I don't eat a lot of frozen food, but when I do, there's an 89% chance it's frozen gyoza. I. LOVE. THAT. SHIT!! But as good as they are, nothing ever compared to the fresh dumplings my childhood best friend's mom would make from scratch. The wrappers were perfectly soft and chewy, and the filling oozed with juiciness. Shoutout to Ms. Chu!
This week, I finally mustered the courage to try my own. After reading a few recipes, I decided to use Lisa Lin's pork and cabbage recipe as a base. It's much easier than I thought it would be... especially if you use store-bought skins and use a simpler folding method like me!
1 package gyoza skins, about 40 wrappers (These are the round, not square ones. You can find this at your local Asian market; they're in the frozen section.)

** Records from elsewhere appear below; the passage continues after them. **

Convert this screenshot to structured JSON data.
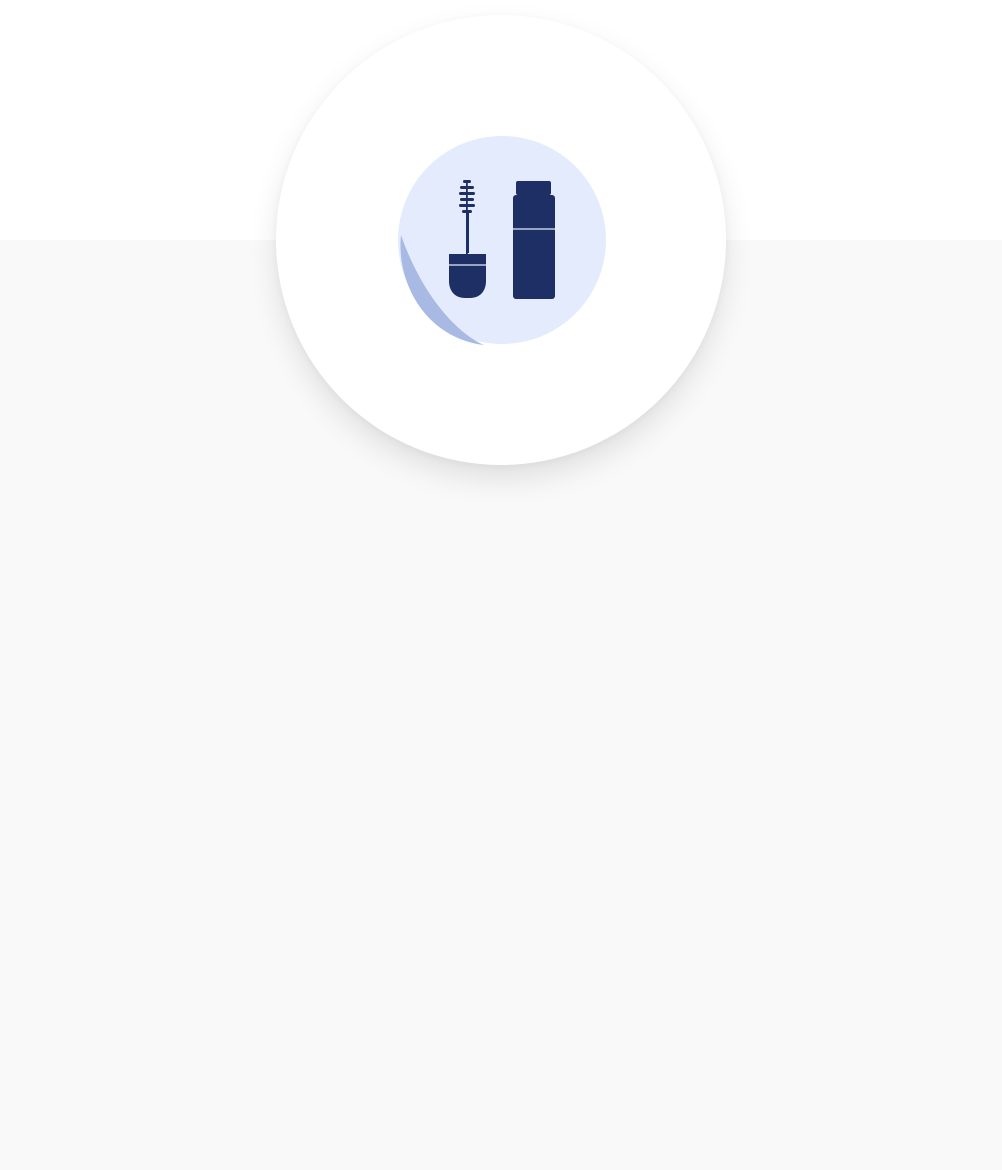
{
  "product_icon": {
    "name": "mascara-icon",
    "colors": {
      "circle_bg": "#e3ebfd",
      "accent": "#a8b9e3",
      "icon": "#1e2f66"
    }
  },
  "page": {
    "background": "#f9f9f9",
    "top_background": "#ffffff"
  }
}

1 lb. ground pork (80% lean, 20% fat)
1 1/2 cups green cabbage, finely chopped
2 tablespoons minced or grated ginger
2 tablespoons minced garlic
2 tablespoons neutral oil
1/4 cup chopped scallions
2 teaspoons cornstarch
3 tablespoons water
2 tablespoons soy sauce
1 1/2 teaspoon sesame oil
1 teaspoon fish sauce
1 teaspoon sugar
For the dipping sauce:
1/4 cup soy sauce
2 tablespoons rice vinegar (Chinese black vinegar would have been better, but I didn't have any...)
1 teaspoon chili oil (less if you aren't a spicy bitch like me)
1/2 teaspoon sugar
Optional: Lao Gan Ma spicy chili crisp is AMAZING with this, too!

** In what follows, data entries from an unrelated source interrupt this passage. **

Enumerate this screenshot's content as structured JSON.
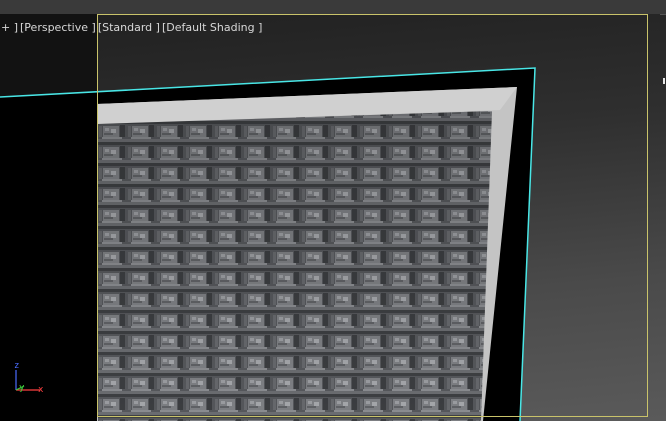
{
  "viewport": {
    "labels": {
      "plus_menu": "+ ]",
      "view_mode": "[Perspective ]",
      "render_style": "[Standard ]",
      "shading_mode": "[Default Shading ]"
    },
    "axis_tripod": {
      "z": "z",
      "y": "y",
      "x": "x"
    }
  },
  "colors": {
    "background_top": "#1f1f1f",
    "background_bottom": "#5a5a5a",
    "selection_outline": "#49e6e6",
    "safe_frame": "#c9c36a",
    "mesh_border": "#c4c4c4",
    "mesh_panel": "#5a5c60",
    "label_text": "#d8d8d8"
  },
  "scene": {
    "object": "textured-panel",
    "selected": true
  }
}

Make the filling and the dipping sauce:
Sauté the cabbage, ginger, and garlic with one tablespoon of oil until the cabbage softens a little, about 2 minutes. (Lisa suggests sautéing the scallions, too, but I kept them raw so they maintain their fresh bite.) Set aside on a plate and allow it to cool for at least 10 minutes.
Make the dipping sauce by whisking together all the sauce ingredients in a small bowl.
In a large mixing bowl, add the pork, water, and cornstarch. Stir for 6-7 minutes with a spoon or chopsticks to tenderize and juicify the meat. The consistency should turn a little paste-like.
Add the sautéed veggies, raw scallions, soy sauce, sesame oil, fish sauce, sugar and combine to mix.
Wrapping the dumplings:
(See photos below. Not gonna lie, this is the hardest part if you've never make dumplings before. Don't be discouraged! I fucked up a few before getting it right, and mine are still far from perfect. This video helped me a lot.)
Set up your wrapping station. You'll need a small bowl of water, a parchment paper-lined tray, and a spoon.
Place a wrapper the palm of your non-dominant hand (SHOUT OUT LEFTIES!) and spoon about a tablespoon of filling into the center of the wrapper. Do not overfill! It's best to start out with small amounts and work your way up once you have the muscle memory.
Using your finger, wet the edges of half the wrapper.
Fold the wrapper in half, pinching tightly only at the very top.
Using your index finger and thumb clasp the sides of dumpling and pinch towards yourself. Pinch harder, baby!!!! The end result should result in a gyoza that curves inward and can stand on its own.
If the sides aren't sticking together, wet the tips of your fingers and pinch again to seal.
You can fry them immediately or freeze them in a single layer for later.
Fry the dumplings:
Heat 1 tablespoon of oil on medium-high heat in a large pan.
Place gyoza in the pan, seam-side up. You will need to do this in batches to avoid overcrowding the pan. Fry on medium-high heat for about 2 minutes, or until you see the bottom edges start to brown.
Lower the heat to a small flame, and add about 3 tablespoons water to the pan. Be careful! The water will splatter. Quickly cover the pan, leaving a small vent for steam to escape. Allow the gyoza to steam for about 5 minutes.
Serve immediately with the dipping sauce and enjoy!